As further evidence of my general backwardsness, I tend to feel the walks more than the runs, particularly in my mid-calves. I know I'm starting to repeat myself more and more from previous blogs, but my feet are absurdly long and flat, like I've been steam rolled up to the ankles. I buy my shoes at a novelty shop, all red and shiny and hilarious. Being style conscious as I am, I end up buying the rest of the clown costume for consistency. I'm a natural snow-walker. I'm a horse-drawn plough, and this seems to put an added strain on my calves that, for some reason, rears its ugly head when I walk at a purposeful pace.
So, Improvement #1: cut that out. Check.
Improvement #2: try to run at about 6:30/km.
My typical pace is 5:30/km (for about 3.5km and then drops to *enter infinity symbol here*/km while I'm regressing for the next 6 months on the sofa). I'm using my snazzy new Garmin to control pace, and it's difficult when only running for 90 seconds at a time, as it seems to take about 15 seconds to average itself out. Plus, the prolonged watch-staring tends to lead to lamppost tipping and apology letters to parked-car owners, but I think I even got down to 7:00/km at one point.
Slap the other cheek, baby.
I'm still not comfortable going slow though; I'm as coordinated as an epileptic dance troupe. All my limbs still flap at the same rate, and the lack of forward motion is just converted into a clumsy, staccato pogo-bounce, like a child walking a string puppet, or Long John Silver chasing a marble.
To try and stay loose, I start flapping my hands camply at the wrist, like a fledging taking its first do-or-die steps over the precipice of the nest. I don't know if it was that or the clown costume, but I seemed to receive more stares than usual this time.

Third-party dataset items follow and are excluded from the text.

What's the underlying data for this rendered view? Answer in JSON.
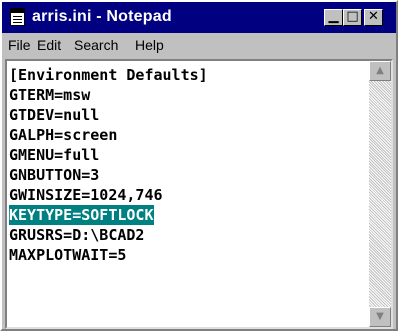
{
  "window": {
    "title": "arris.ini - Notepad",
    "minimize_glyph": "▁",
    "maximize_glyph": "□",
    "close_glyph": "✕"
  },
  "menu": [
    {
      "label": "File"
    },
    {
      "label": "Edit"
    },
    {
      "label": "Search"
    },
    {
      "label": "Help"
    }
  ],
  "document": {
    "lines": [
      "[Environment Defaults]",
      "GTERM=msw",
      "GTDEV=null",
      "GALPH=screen",
      "GMENU=full",
      "GNBUTTON=3",
      "GWINSIZE=1024,746",
      "KEYTYPE=SOFTLOCK",
      "GRUSRS=D:\\BCAD2",
      "MAXPLOTWAIT=5"
    ],
    "selected_line_index": 7
  },
  "scrollbar": {
    "up_glyph": "▲",
    "down_glyph": "▼"
  },
  "colors": {
    "title_bar": "#000080",
    "selection": "#008080",
    "chrome": "#c0c0c0"
  }
}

I've had my Garmin now for three runs and I've managed to run progressively slower on each outing, but my effort apparently has increased in turn. As pace goes down, cadence and heartrate go up:
With Garmin:
Run 1 (W1R2) - Average pace 7:15/km, Max 4:10/km. Average cadence, 135spm, Max 156spm. Average heartrate 119bpm, Max 156bpm
Run 2 (W1R3) - Average pace 7:40/km, Max 4:45/km. Average cadence, 134spm, Max 168spm. Average heartrate 154bpm, Max 178bpm
Run 2 (W2R1) - Average pace 8:08/km, Max 5:02/km. Average cadence, 132spm, Max 167spm. Average heartrate 142bpm, Max 172bpm
But at the same time I feel utterly short changed when I've barely broken a sweat. I love a good runners high; I seem to be addicted to oxygen starvation, like some kind of gimp-suit fetishist, and am soothed by the calledescopic patterns that bespeckle my vision when I'm laid out at the precise point where MJ told me I'm done for the day. On one occasion, this was in the middle of the road. The car horns were like an orchestral soundtrack to my visual Fantasia. But on this last run, I just strolled through the door, whistling and without even a sprinkle of sweat. I didn't even need my weekly bath.
But! I'm in this for the long haul so I've agreed with myself that I will keep this up, no matter if duller than a pair of Nun's knickers, and abide the disappointment until increased distances (accompanied by sustainability) bring back those wonderful near-death highs. I shall just have to make do with meth until then.
Happy running you bunch of miscreates. If you've managed to read this all the way to the end, well done! Help yourself to a "I survived another Paul-post" sticker, and you can apply for that hour of your life back via the following link:
givemeba...*character limit exceeded*
post-script edit. The installment has somehow inherited tags for "laparoscopy" and "epoch chemotherapy". Please don't come here for health advice. Don't even come here for sense.